Garay started feeling ill towards the end of May and isolated himself at home on May 30 after having a high fever, body aches and headache. He was tested for the virus on June 1, and both he and his father said they had the coronavirus on June 4.

The two men isolated themselves together in a room in the family home. But when Garay’s condition worsened, he had to be hospitalized. A few days later, Garay was told that his father had also been hospitalized after his condition worsened.
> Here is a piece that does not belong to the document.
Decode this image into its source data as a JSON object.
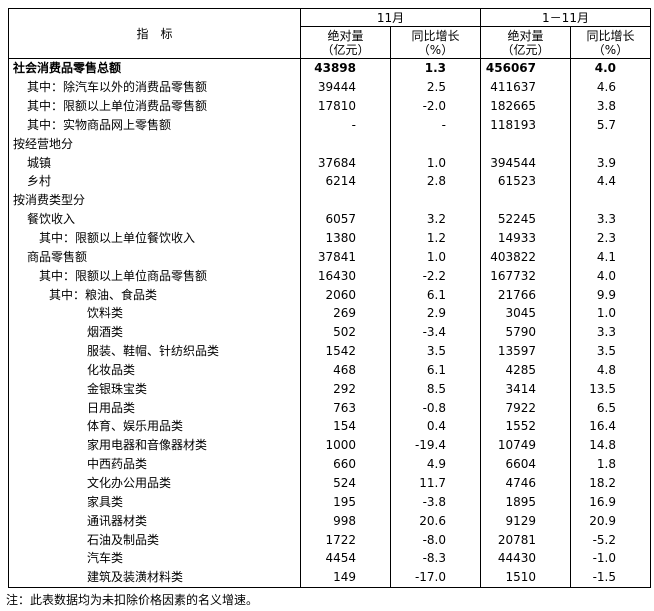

While in the hospital, Garay learned that several other family members were ill and were being tested for COVID-19.

According to Garay, the disease may have spread to members of his extended family during two separate interactions with two family members living in different houses.

Garay said his uncle had visited his home in mid-May to collect garden tools from his father and that he spent 5 to 10 minutes there before returning to his own home, where he likely passed the disease on to members of his own family. .

Garay’s aunt, who is her mother’s caregiver and who interacted with her father at home, also likely transmitted the virus to her immediate family at home.

Courtesy of Richard Garay.

Richard Garay (back right) with his family

Garay said news reports that the extended family may have contracted the virus in May during his father’s 60th birthday party were inaccurate because only members of his immediate family who lived in the same house were at the party. There was also a mariachi band at the party, but they were socially estranged, Garay said.

As of June 27, Los Angeles County has had more than 95,000 coronavirus cases and more than 3,000 deaths.

Garay was at home recovering from the coronavirus when his father died. The family was allowed to see him for 10 minutes through a window in the hospital.

Vidal Garay was a kind and hard-working man, who raised his children “to love our country and love our neighbors,” said his son.

Garay said his father last saw him unable to breathe and that he never had a chance to see his son recover from the deadly virus.

“I really wanted to tell my father that I love him and that he was fine,” Garay said.